A student in a lab heats up 50 g of water using a Bunsen burner and an insulated cup to ensure no heat loss to surroundings. The water is initially at 25 °C and is heated until boiling at 100 °C. How much heat is transferred to the water in the insulated cup in the previous question? The specific heat capacity of water is 4.184 J/K/mol.
My answer was 1.7 but it's wrong. Can someone please help? Thanks
I don't know what the previous question is but for this one, you have
50 g x 4.184 J/g*K x (100-25) = 15,689 J which I would round to 1.6 kJ. Watch the significant figures
Note the Cp for H2O is 4.184 J/g and not J/mol
To calculate the amount of heat transferred to the water, you need to use the equation:
Q = m * c * ΔT
Where:
Q = Heat transferred (in joules)
m = Mass of the water (in grams)
c = Specific heat capacity of water (in J/g·°C)
ΔT = Change in temperature (in °C)
Given:
Mass of water (m) = 50 g
Specific heat capacity of water (c) = 4.184 J/g·°C
Initial temperature (T1) = 25 °C
Final temperature (T2) = 100 °C
Now, calculate the change in temperature:
ΔT = T2 - T1
ΔT = 100 °C - 25 °C
ΔT = 75 °C
Next, substitute the values into the equation to calculate the heat transferred:
Q = m * c * ΔT
Q = 50 g * 4.184 J/g·°C * 75 °C
Calculating further:
Q = 2092 J
Therefore, the correct answer is that 2092 joules of heat were transferred to the water in the insulated cup.

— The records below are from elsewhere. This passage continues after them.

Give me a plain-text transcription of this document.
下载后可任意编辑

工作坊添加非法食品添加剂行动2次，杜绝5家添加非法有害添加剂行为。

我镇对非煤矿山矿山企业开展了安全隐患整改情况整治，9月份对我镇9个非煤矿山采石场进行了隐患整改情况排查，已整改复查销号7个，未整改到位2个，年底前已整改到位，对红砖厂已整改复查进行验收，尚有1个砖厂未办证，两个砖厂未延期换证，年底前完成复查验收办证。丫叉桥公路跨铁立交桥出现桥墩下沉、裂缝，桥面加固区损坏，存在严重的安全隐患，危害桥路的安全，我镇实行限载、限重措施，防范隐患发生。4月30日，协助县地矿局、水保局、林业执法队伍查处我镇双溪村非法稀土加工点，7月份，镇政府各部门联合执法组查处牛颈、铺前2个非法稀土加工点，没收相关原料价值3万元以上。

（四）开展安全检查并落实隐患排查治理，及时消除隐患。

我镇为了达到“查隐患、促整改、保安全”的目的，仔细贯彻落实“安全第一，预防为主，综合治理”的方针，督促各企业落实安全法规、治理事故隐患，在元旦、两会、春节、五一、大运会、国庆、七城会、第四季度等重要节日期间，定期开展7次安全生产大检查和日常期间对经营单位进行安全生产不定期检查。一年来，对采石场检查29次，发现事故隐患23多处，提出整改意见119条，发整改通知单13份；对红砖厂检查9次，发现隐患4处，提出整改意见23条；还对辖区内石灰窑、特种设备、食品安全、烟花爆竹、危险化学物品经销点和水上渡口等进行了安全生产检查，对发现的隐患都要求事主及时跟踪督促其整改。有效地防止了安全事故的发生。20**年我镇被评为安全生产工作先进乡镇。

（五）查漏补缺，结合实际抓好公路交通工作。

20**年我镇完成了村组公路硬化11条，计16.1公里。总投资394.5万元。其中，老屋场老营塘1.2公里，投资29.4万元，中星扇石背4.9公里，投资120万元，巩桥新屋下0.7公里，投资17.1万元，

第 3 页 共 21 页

To calculate the amount of heat transferred to the water, you can use the formula:
Q = m × c × ΔT
Where:
Q is the heat transferred
m is the mass of the water
c is the specific heat capacity of water
ΔT is the change in temperature
In this case, the mass of the water (m) is 50 g, the specific heat capacity of water (c) is 4.184 J/K/mol, and the change in temperature (ΔT) is the difference between the final and initial temperatures, which is 100 °C - 25 °C = 75 °C.
However, before using this formula, we need to convert grams to moles because the specific heat capacity of water is given in J/K/mol.
To convert grams to moles, you can use the molar mass of water, which is approximately 18 g/mol.
mol = mass (g) ÷ molar mass (g/mol)
= 50 g ÷ 18 g/mol
≈ 2.78 mol
Now we can calculate the heat transferred:
Q = m × c × ΔT
= 2.78 mol × 4.184 J/K/mol × 75 °C
≈ 876 J (rounded to three significant figures)
So the amount of heat transferred to the water in the insulated cup is approximately 876 J.